Die jungen Landwirte Rebecca Kraft und Fabian Reiß haben in Rot am See einen hochmodernen Stall zur Hähnchenmast gebaut. Dafür galt es viel abzuwägen und vorauszuschauen. Nun steuern sie ihn via App, Smartphone, viel persönlichem Einsatz und Tierliebe. Sie sind stolz und glücklich, in der Landwirtschaft zu arbeiten und die Tiere immer wieder aufwachsen zu sehen.  
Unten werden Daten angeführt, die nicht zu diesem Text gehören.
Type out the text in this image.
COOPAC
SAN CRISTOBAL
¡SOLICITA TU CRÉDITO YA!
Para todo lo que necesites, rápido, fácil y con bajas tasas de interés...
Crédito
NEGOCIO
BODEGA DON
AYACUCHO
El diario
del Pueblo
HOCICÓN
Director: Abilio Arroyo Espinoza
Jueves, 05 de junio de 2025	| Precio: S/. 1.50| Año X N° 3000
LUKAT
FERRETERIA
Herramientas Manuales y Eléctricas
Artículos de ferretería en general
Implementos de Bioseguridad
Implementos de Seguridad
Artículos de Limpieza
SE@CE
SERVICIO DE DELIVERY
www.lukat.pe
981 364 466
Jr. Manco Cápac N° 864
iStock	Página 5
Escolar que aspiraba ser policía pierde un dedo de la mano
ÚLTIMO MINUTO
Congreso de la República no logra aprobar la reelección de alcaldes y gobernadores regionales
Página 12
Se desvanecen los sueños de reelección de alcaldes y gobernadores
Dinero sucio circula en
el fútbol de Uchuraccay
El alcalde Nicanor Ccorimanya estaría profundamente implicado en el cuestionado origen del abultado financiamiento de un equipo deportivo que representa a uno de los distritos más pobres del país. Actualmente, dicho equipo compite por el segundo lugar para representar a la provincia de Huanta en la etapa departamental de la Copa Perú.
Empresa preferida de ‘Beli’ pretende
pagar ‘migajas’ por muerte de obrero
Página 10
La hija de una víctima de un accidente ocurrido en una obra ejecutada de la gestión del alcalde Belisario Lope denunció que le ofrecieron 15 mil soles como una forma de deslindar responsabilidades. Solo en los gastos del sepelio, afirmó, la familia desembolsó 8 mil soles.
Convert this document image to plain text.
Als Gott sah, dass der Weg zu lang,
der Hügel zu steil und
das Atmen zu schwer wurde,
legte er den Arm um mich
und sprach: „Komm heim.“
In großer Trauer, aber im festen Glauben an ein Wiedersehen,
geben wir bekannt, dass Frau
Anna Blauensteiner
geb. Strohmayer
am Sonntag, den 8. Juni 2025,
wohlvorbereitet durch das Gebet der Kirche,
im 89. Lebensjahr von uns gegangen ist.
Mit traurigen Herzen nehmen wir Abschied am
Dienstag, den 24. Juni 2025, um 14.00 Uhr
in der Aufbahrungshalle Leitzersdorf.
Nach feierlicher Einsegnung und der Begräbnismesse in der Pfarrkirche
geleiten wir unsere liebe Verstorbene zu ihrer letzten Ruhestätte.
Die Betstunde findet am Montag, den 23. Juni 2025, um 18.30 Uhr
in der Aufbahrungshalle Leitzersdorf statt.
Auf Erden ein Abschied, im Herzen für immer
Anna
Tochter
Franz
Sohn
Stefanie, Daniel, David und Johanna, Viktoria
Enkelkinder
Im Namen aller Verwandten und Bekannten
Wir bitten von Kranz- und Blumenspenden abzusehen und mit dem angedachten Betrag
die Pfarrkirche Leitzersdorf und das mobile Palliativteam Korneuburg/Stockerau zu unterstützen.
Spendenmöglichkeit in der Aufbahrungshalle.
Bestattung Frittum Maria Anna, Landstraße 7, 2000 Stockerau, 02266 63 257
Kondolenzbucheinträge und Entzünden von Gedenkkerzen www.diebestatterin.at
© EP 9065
„Wir standen vor der Entscheidung, wie wir den Betrieb weiterentwickeln. Wir wollen etwas machen, worin wir eine Zukunft sehen“, sagt der junge Landwirt Fabian Reiß aus Rot am See. Dafür haben er und seine Partnerin Rebecca Kraft sich viele Gedanken gemacht und sich auch beraten, zum Beispiel mit dem Landwirtschaftsamt. Irgendwann war klar: Es werden die Hähnchen sein. Im Mai 2020 wurde der Bau begonnen und am 22. Dezember des gleichen Jahres wurde das erste Mal eingestallt. Das heißt, die Küken ziehen ein. „Wir haben uns damit selbst ein kleines Weihnachtsgeschenk gemacht“, erinnert sich Rebecca Kraft. Dabei ist klein echt das falsche Wort. Denn der Stall ist 100 Meter lang und 20 Meter breit. Ein angebauter Wintergarten für die Tiere zieht sich fünf Meter breit über die gesamte Länge. Das Ganze ist voll mit hochmoderner Licht- und Klimatechnik, mit Notstromaggregat, automatischer Fütterung und Tränkesystem.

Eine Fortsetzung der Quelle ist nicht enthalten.